Dentis Recycling Italy, tra i principali operatori europei nel riciclo meccanico del Pet, ha lavorato allo sviluppo su scala industriale del riciclo del Pet opaco bianco. “Dietro questo risultato c’è un intenso lavoro di ricerca e sviluppo – afferma Roberto Tangorra, R&D Dentis Recycling Italy – Siamo riusciti a mettere a punto un processo su scala industriale in grado di garantire elevate performance qualitative del prodotto finale, aprendo la strada a nuove applicazioni del Pet riciclato per il bottle to bottle per materiali complessi come il Pet opaco bianco sino ad ora non valorizzato appieno”.

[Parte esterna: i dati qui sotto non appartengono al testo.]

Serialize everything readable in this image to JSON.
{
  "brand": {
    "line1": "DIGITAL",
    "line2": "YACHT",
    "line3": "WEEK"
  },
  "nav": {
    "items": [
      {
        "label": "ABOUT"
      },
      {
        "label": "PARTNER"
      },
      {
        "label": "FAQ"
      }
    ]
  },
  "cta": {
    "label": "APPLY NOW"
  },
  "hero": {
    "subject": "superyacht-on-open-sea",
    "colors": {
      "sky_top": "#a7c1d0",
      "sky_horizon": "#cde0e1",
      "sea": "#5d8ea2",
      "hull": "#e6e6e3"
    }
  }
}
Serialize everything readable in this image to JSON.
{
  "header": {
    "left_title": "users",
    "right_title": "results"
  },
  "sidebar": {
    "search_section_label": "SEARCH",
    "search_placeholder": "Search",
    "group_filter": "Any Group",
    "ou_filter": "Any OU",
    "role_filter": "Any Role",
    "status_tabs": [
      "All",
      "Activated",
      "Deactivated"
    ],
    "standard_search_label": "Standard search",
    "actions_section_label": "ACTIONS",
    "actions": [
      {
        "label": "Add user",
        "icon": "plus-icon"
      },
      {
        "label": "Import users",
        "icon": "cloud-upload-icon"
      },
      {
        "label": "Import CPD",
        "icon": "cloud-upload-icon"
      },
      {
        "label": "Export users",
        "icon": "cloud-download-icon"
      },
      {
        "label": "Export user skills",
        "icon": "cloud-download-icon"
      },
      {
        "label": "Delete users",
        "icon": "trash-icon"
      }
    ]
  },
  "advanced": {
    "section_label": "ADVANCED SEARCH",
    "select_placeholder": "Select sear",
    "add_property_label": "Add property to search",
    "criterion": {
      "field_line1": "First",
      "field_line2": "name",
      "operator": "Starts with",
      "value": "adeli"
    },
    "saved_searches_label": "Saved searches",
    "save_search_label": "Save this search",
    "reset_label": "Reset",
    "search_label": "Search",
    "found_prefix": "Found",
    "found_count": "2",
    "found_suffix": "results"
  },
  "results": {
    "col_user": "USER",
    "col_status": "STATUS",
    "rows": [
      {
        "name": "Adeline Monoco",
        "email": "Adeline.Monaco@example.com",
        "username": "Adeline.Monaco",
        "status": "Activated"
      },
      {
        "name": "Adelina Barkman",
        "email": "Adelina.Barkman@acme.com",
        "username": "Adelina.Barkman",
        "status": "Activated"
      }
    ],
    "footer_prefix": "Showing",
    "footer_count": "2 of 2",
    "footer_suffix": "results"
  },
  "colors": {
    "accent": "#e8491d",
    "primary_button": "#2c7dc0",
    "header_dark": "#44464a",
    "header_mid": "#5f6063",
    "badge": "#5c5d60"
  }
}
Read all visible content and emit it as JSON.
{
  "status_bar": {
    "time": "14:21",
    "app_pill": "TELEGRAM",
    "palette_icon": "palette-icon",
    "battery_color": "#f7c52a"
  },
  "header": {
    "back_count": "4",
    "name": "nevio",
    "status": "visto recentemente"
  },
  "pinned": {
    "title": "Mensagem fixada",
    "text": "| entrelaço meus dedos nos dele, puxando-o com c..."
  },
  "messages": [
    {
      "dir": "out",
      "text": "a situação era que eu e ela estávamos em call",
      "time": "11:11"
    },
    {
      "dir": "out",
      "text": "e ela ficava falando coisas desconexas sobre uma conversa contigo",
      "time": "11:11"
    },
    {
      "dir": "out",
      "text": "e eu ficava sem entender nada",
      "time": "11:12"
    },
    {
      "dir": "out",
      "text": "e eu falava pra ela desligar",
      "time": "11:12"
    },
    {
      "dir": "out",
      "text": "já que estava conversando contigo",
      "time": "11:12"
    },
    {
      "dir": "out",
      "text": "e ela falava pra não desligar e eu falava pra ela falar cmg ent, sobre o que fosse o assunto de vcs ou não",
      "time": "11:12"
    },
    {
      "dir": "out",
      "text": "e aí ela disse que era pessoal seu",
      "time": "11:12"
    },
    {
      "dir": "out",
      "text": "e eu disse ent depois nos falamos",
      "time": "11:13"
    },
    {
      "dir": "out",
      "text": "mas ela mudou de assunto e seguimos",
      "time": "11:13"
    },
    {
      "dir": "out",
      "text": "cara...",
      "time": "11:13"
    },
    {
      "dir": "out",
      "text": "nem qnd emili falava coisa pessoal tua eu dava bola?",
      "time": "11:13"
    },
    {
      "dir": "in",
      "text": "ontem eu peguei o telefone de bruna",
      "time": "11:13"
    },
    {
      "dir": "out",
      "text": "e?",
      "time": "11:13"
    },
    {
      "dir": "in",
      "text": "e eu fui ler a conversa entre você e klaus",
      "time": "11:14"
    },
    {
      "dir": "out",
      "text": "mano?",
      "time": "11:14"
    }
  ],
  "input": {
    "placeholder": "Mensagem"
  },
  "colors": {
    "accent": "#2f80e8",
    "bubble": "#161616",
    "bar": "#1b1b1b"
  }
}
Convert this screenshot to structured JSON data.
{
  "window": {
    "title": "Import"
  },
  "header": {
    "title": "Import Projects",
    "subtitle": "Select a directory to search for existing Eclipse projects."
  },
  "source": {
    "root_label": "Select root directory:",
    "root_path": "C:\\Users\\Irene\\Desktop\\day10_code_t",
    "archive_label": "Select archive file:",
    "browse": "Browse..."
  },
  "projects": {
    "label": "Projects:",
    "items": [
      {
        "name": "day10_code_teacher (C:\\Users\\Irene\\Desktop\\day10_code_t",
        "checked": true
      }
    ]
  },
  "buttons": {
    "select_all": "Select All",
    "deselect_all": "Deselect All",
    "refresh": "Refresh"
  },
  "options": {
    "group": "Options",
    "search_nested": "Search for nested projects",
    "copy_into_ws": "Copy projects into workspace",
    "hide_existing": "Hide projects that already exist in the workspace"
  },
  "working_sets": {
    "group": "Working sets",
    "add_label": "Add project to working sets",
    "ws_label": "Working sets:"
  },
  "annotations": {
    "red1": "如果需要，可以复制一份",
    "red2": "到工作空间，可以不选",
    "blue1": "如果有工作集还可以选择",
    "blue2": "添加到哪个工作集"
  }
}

Da parte sua Coripet, consorzio volontario la cui missione è gestire il fine vita delle bottiglie in Pet immesse sul mercato dai propri associati, già dal 2018 aveva avviato il percorso di valorizzazione del cosiddetto ‘quarto flusso’ e cioè del Pet opaco, rendendo possibile la raccolta e l’avvio a riciclo di questo materiale su scala industriale. Proprio quel lavoro, sviluppato negli anni ha consentito di rendere disponibili volumi adeguati per industrializzare il processo e creare le condizioni necessarie affinché l’innovazione tecnologica sviluppata da Dentis e adottata da Parmalat potesse concretizzarsi su scala industriale.